The higher U.S. crude imports coupled with lower refinery
operating rates, in data released after the close on Tuesday,
raised concerns of a stock build in the world's largest energy
consumer.
U.S. crude had pared losses late on Tuesday after Fed said
it would would use cash from maturing mortgage bonds it holds
to buy more government debt, knocking the dollar and boosting
equities.
"I think it's positive on the U.S. economy," said Tony
Nunan, a risk manager with Mitsubishi Corp, adding that the
government may have to continue spending to get the economic
recovery back on track.
"Unemployment numbers in the last two months were not so
good. There is a lot of feeling that the economic recovery in
the U.S. has stalled."
U.S. crude for September <CLc1> delivery fell 1 cent to
$80.24 a barrel at 0244 GMT after falling $1.23 to settle at
$80.25 a barrel overnight.
Front-month ICE Brent crude <LCOc1> fell 2 cents to $79.58
a barrel.
U.S. CRUDE IMPORTS UP
Crude imports to the U.S. were up 1.6 million barrels per
day to 10.96 million barrels per day, according to weekly data
from the American Petroleum Institute (API) trade group
released on Tuesday.
However, the data also showed U.S. crude inventories
dropping by 2.2 million barrels in the week to Aug. 6, versus
analysts expectations for a 1.9 million barrel draw.
"We have to get through this grey zone. We need to have
inventories drawn down more," Nunan said.
U.S. refinery utilization fell 2.5 percentage points to
84.2 percent. Gasoline stocks fell 1.5 million barrels,
compared with forecasts for a 200,000 barrel rise. []

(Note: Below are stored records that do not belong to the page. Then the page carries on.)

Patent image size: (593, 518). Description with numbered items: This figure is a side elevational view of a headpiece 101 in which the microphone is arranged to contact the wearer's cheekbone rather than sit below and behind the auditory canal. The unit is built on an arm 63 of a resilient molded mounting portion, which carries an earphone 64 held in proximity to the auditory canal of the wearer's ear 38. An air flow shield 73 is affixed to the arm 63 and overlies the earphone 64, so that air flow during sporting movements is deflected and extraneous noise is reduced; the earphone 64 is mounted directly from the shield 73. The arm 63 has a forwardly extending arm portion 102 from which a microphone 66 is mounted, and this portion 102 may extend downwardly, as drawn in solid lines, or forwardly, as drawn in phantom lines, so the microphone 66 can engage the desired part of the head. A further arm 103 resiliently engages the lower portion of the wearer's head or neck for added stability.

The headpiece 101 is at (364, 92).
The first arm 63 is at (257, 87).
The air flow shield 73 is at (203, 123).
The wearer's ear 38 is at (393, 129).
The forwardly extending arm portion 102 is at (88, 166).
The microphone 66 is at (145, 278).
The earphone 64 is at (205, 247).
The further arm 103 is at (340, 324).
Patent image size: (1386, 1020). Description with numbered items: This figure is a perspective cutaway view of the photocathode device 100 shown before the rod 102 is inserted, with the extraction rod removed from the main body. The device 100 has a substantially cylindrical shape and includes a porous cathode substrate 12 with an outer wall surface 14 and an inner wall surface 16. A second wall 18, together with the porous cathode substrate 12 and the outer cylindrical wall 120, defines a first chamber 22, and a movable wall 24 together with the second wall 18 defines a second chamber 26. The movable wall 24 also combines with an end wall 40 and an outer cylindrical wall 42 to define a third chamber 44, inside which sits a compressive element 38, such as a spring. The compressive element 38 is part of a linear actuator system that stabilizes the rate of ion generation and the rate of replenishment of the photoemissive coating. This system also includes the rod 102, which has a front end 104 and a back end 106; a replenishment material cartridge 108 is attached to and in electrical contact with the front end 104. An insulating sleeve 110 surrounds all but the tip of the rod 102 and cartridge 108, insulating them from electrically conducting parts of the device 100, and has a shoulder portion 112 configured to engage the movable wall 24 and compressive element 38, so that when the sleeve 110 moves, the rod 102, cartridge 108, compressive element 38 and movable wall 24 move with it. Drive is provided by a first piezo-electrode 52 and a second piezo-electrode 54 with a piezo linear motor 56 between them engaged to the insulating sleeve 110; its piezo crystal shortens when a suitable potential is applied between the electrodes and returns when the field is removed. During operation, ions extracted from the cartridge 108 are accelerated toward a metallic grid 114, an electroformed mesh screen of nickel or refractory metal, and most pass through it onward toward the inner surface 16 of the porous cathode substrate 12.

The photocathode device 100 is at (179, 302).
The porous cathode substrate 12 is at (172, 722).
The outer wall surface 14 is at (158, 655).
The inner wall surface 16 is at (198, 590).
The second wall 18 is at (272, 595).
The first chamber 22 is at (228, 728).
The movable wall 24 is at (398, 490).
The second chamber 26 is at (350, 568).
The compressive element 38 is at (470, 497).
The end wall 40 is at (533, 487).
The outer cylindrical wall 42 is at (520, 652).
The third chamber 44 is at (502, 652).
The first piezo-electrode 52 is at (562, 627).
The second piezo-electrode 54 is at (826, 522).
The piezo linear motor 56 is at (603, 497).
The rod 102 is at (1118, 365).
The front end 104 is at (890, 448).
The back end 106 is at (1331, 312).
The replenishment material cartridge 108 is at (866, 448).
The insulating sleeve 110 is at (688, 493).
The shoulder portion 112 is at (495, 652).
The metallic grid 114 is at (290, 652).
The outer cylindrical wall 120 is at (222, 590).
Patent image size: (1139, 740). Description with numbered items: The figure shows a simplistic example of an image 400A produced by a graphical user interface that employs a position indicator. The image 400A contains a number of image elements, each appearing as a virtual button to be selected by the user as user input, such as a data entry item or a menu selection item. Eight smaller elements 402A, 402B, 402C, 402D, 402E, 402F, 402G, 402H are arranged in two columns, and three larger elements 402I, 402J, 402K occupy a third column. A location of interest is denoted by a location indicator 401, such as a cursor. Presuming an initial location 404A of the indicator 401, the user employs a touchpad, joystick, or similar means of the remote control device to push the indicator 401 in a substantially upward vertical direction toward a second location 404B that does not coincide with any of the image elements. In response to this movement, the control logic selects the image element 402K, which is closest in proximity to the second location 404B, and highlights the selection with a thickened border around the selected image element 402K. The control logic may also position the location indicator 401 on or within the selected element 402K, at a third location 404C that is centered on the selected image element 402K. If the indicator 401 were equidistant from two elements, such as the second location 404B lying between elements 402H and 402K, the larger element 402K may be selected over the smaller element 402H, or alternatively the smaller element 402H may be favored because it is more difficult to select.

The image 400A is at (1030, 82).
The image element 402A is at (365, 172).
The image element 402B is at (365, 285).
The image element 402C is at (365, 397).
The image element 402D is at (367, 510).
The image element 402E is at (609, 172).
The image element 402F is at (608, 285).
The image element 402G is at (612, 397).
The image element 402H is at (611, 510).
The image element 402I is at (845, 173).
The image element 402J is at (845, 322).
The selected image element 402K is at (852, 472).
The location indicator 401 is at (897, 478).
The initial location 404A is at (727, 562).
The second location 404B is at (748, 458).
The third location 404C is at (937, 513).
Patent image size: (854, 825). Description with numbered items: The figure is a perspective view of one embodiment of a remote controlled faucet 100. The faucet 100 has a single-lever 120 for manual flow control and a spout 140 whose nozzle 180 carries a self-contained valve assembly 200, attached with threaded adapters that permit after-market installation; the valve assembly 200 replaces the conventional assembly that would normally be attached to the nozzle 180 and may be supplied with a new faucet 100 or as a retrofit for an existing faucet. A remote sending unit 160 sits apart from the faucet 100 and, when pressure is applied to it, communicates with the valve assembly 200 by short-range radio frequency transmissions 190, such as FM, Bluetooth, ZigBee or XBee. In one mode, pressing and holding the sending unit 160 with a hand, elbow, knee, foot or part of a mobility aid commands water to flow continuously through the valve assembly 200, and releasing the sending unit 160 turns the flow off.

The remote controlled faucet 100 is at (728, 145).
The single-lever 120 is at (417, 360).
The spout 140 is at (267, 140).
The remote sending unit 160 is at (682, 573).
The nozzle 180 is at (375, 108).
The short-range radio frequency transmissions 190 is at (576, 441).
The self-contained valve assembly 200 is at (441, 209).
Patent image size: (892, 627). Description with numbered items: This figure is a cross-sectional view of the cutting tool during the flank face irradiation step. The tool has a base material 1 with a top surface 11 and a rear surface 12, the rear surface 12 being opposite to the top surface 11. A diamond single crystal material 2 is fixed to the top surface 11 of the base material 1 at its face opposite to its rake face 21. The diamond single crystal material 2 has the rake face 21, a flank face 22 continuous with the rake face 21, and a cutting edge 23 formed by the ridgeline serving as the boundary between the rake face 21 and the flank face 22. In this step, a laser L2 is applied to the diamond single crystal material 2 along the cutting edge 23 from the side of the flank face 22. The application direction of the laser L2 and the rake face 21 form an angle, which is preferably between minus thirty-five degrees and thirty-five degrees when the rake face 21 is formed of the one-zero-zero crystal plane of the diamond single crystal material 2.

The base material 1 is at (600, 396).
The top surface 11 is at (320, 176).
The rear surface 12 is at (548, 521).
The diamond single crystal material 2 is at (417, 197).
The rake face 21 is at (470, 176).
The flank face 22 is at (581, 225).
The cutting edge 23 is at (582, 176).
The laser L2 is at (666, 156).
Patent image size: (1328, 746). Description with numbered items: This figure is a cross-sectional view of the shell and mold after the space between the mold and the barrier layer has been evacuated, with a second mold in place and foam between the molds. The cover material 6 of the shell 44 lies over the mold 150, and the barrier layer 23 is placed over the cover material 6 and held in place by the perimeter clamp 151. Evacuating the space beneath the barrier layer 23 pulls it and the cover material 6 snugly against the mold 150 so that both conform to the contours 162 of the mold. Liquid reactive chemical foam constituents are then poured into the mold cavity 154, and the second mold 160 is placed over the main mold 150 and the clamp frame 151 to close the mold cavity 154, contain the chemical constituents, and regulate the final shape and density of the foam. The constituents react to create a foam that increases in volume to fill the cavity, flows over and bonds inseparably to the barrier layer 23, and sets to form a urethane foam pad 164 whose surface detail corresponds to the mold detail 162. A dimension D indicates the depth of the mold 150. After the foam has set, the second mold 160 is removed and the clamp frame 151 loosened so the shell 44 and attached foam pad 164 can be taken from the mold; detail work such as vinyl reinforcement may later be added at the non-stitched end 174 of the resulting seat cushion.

Even though U.S. oil demand is expected to end a
four-year-old decline this year by rising 140,000 barrels per
day (bpd), or 0.7 percent, to 18.910 million bpd, analysts are
sceptical.
"We are not sure that these estimates will hold through the
next few months, though, given recent declines in the weekly
figures and a series of disappointing numbers on the economy,"
Peter Beutel, president of trading advisory Cameron Hanover
said in a note.
"We expect demand in the U.S. to end the year very near
unchanged against 2009."
China's refinery output eased in July from a record in
June, although was still up 6.7 percent over a year earlier.
[]
Economic growth in the world's second-largest energy
consumer is slowing slightly, although still remains robust as
the government steers credit growth back to normal.